Technical systems must be continuously improved so that they can remain competitive on the market. Also, the time-to-market is an important factor for the success of a product. To achieve this goal, new methods and processes are needed. Especially the testing and calibration are important phases in the development process.
This paper introduces a method, which helps to reduce the time effort while increasing the quality of the calibration process. The basic idea is to use measured test data to parameterize a physical (or mostly physical) model structure to create adequate models for the optimization. The main advantage of the method is the reduction of test effort because the number of variations of the design parameter is one, or extremely decreased (depending on the system). Another advantage is that the uncertainty and the limit of the model can be quantified more accurately compared to common approaches based on non-physical model structures. These normally use artificial neuronal networks (ANN) or polynomial approaches for the test-based optimization.

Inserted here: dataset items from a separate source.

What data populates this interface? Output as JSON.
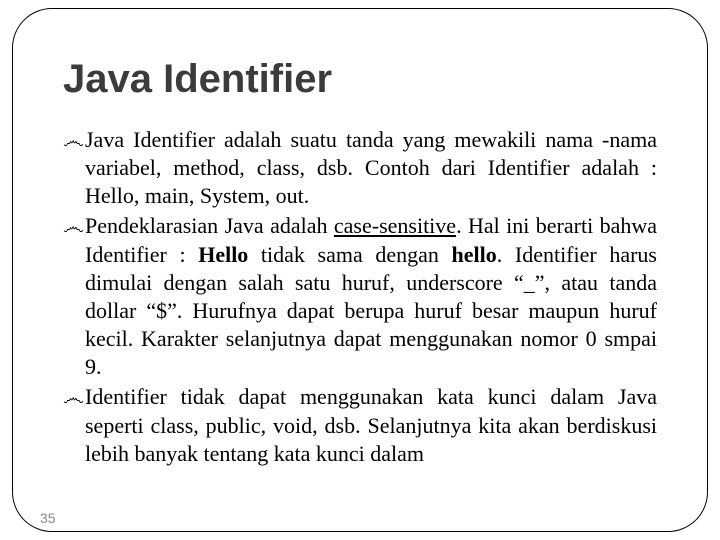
{
  "title": "Java Identifier",
  "bullet_glyph": "෴",
  "items": [
    {
      "prefix": "Java Identifier adalah suatu tanda yang mewakili nama -nama variabel, method, class, dsb. Contoh dari Identifier adalah : Hello, main, System, out."
    },
    {
      "prefix": "Pendeklarasian Java adalah ",
      "case_sensitive": "case-sensitive",
      "mid1": ". Hal ini berarti bahwa Identifier : ",
      "hello_upper": "Hello",
      "mid2": " tidak sama dengan ",
      "hello_lower": "hello",
      "suffix": ". Identifier harus dimulai dengan salah satu huruf, underscore “_”, atau tanda  dollar “$”.  Hurufnya dapat berupa huruf besar maupun huruf kecil. Karakter selanjutnya dapat menggunakan nomor 0 smpai 9."
    },
    {
      "prefix": " Identifier tidak dapat menggunakan kata kunci dalam Java seperti class, public, void, dsb. Selanjutnya kita akan berdiskusi lebih banyak tentang kata kunci dalam"
    }
  ],
  "slide_number": "35"
}
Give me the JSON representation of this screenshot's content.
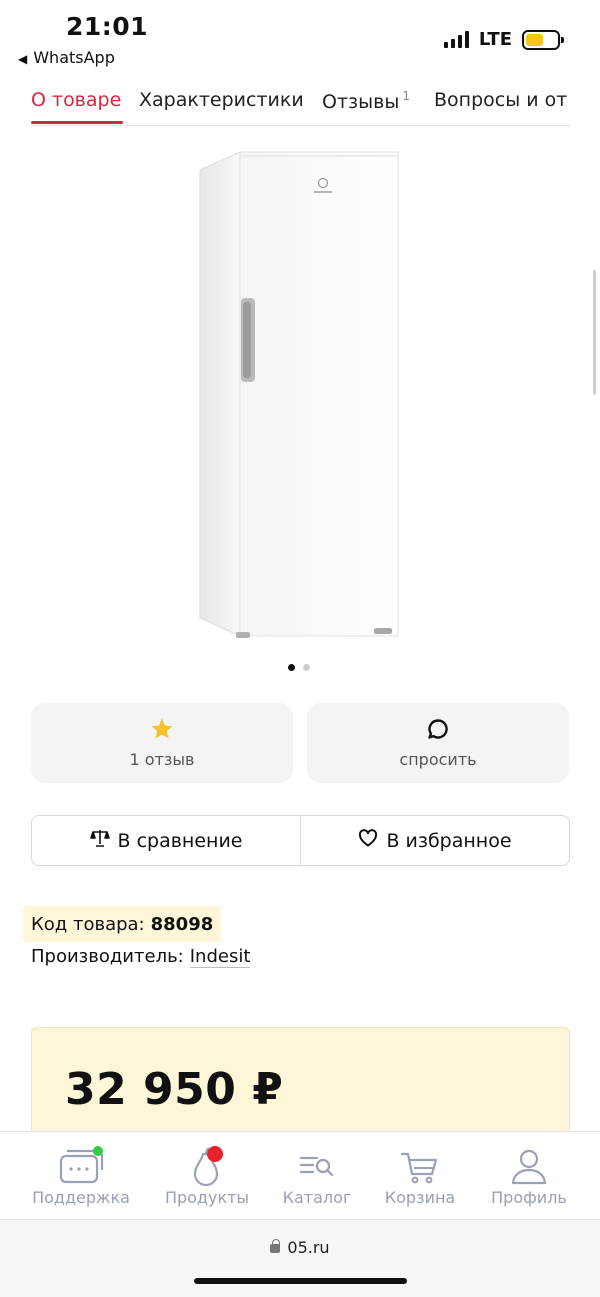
{
  "status_bar": {
    "time": "21:01",
    "back_app": "WhatsApp",
    "network": "LTE",
    "battery_level": 0.55,
    "battery_color": "#f5c518"
  },
  "tabs": [
    {
      "label": "О товаре",
      "active": true
    },
    {
      "label": "Характеристики",
      "active": false
    },
    {
      "label": "Отзывы",
      "count": "1",
      "active": false
    },
    {
      "label": "Вопросы и от",
      "active": false
    }
  ],
  "gallery": {
    "image_icon": "refrigerator-image",
    "brand_mark": "indesit",
    "page_index": 1,
    "page_count": 2
  },
  "cards": {
    "reviews_label": "1 отзыв",
    "reviews_icon": "star-icon",
    "ask_label": "спросить",
    "ask_icon": "chat-bubble-icon"
  },
  "actions": {
    "compare_label": "В сравнение",
    "favorite_label": "В избранное"
  },
  "info": {
    "code_label": "Код товара:",
    "code_value": "88098",
    "maker_label": "Производитель:",
    "maker_value": "Indesit"
  },
  "price": {
    "value": "32 950 ₽"
  },
  "bottom_nav": [
    {
      "label": "Поддержка",
      "icon": "chat-support-icon",
      "badge_color": "#2ecc40"
    },
    {
      "label": "Продукты",
      "icon": "pear-icon",
      "badge_color": "#e8232b"
    },
    {
      "label": "Каталог",
      "icon": "catalog-search-icon"
    },
    {
      "label": "Корзина",
      "icon": "cart-icon"
    },
    {
      "label": "Профиль",
      "icon": "user-icon"
    }
  ],
  "browser": {
    "url": "05.ru"
  },
  "colors": {
    "accent": "#d7263d",
    "nav_icon": "#9aa0b5",
    "price_bg": "#fdf6d8"
  }
}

This contribution illustrates the method by using the example of the calibration process of a double clutch gearbox (DCT) regarding energy efficiency and drivability on a roller test bench. First step is the test planning and test execution. In this step the method calculates the optimal execution order of the measuring points. In this example 81% timesaving can be achieved compared to the equivalent on the test track. The second step is the automated generation of the simulation model. In this step the unknown parameters of the model structure are calculated. The contribution shows different approaches for the identification of non-linear systems. In the last step the model is used to perform the optimization of the design parameters.